The bottom line is, you pass off the unnormalised garbage in Record Filing Systems (anti-relation), as "normalised" and "relational". Through gross ignorance of the science that is established in our field. You justify and validate that 95% of the market that implements RFS, thinking it to be "relational". Due to the books that your mentors have written and marketed, which the implementers read as well.

Of course, I am not singling you out, Jan, you are the only one with enough courage to come out and exercise your theories with someone in the field. The others are too scared to leave the security of their isolation from the field that they allege to be serving, and to maintain their private definitions, and their convulsions (convoluted "logic") that justify them.


Ok, back to business. I informed the developer as to what was wrong, what was unacceptable with his model, and sent him off. Gratefully, it took far less time to communicate that to him, than it does to communicate that to you guys. He came back today, with his corrected version.

He still declares 5NF for sure, and Relational to the best of his understanding (which is based on books by the same authors that you read).

http://www.softwaregems.com.au/Documents/Article/Normalisation/Relational%20Database%20101%20B.pdf

My corrections to his /previous/ model [A] are on page 2.
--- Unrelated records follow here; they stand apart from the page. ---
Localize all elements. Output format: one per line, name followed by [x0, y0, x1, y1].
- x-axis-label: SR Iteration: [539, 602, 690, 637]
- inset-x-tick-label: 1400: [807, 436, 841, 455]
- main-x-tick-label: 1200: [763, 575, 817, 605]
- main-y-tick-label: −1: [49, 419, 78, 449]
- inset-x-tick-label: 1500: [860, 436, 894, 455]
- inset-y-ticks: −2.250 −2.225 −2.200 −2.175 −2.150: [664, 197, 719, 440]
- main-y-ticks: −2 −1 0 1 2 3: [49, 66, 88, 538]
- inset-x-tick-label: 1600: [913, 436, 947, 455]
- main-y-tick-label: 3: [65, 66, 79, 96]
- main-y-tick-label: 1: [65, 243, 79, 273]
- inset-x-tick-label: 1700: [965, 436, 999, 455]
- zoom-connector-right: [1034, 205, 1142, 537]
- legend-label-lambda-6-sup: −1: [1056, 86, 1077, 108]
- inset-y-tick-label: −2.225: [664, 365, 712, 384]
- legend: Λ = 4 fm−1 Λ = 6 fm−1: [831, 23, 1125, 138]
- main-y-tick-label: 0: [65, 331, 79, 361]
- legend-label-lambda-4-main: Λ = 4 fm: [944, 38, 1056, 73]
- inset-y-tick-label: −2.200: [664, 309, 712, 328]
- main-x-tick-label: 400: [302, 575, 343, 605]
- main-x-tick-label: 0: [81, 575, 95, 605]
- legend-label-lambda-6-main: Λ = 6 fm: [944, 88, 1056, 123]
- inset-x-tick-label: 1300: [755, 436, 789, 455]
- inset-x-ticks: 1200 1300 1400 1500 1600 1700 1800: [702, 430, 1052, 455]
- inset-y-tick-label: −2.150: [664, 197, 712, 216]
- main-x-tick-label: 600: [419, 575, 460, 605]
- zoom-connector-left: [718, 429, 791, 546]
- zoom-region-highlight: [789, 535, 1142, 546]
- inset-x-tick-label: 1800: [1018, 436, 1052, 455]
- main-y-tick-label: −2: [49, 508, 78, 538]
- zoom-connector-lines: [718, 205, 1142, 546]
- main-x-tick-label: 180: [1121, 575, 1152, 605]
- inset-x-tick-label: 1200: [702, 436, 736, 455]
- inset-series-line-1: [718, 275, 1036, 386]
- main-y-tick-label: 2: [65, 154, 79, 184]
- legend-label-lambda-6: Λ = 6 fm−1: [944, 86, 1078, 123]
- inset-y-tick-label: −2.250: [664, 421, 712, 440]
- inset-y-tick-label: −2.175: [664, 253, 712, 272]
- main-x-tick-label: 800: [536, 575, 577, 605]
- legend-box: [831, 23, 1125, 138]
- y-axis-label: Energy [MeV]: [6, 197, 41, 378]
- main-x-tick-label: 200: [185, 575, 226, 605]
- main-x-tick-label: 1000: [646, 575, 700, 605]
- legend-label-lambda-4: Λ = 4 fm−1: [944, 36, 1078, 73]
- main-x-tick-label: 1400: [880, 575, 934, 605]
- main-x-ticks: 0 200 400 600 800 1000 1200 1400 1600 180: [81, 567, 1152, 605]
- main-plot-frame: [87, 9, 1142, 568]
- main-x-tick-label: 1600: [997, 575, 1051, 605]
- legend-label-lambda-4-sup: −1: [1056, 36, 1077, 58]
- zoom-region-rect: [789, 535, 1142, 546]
Please answer the questions in any order:

  1. The developer declares that the proposed extension satisfies 5NF. Is that correct ? If not, please state why, which NF is breaks, any errors that it may have, etc. A few words will suffice.
  2. The developer refers to *Simple Conditions for Guaranteeing Higher Normal Forms in Relational Databases*, he has complied with the requirements, and he is sure of his 5NF declaration. He asserts that all the keys /that apply/ are "simple", and he has added keys to correct his previous errors. He expects quick approval. If not, please state why, any errors that it may have, etc. Again, minimal discussion.
  3. Is this acceptable to you, as a human being, as a scientific logical person, as a set of relational tables ? If not, why not, please name the problems, if any.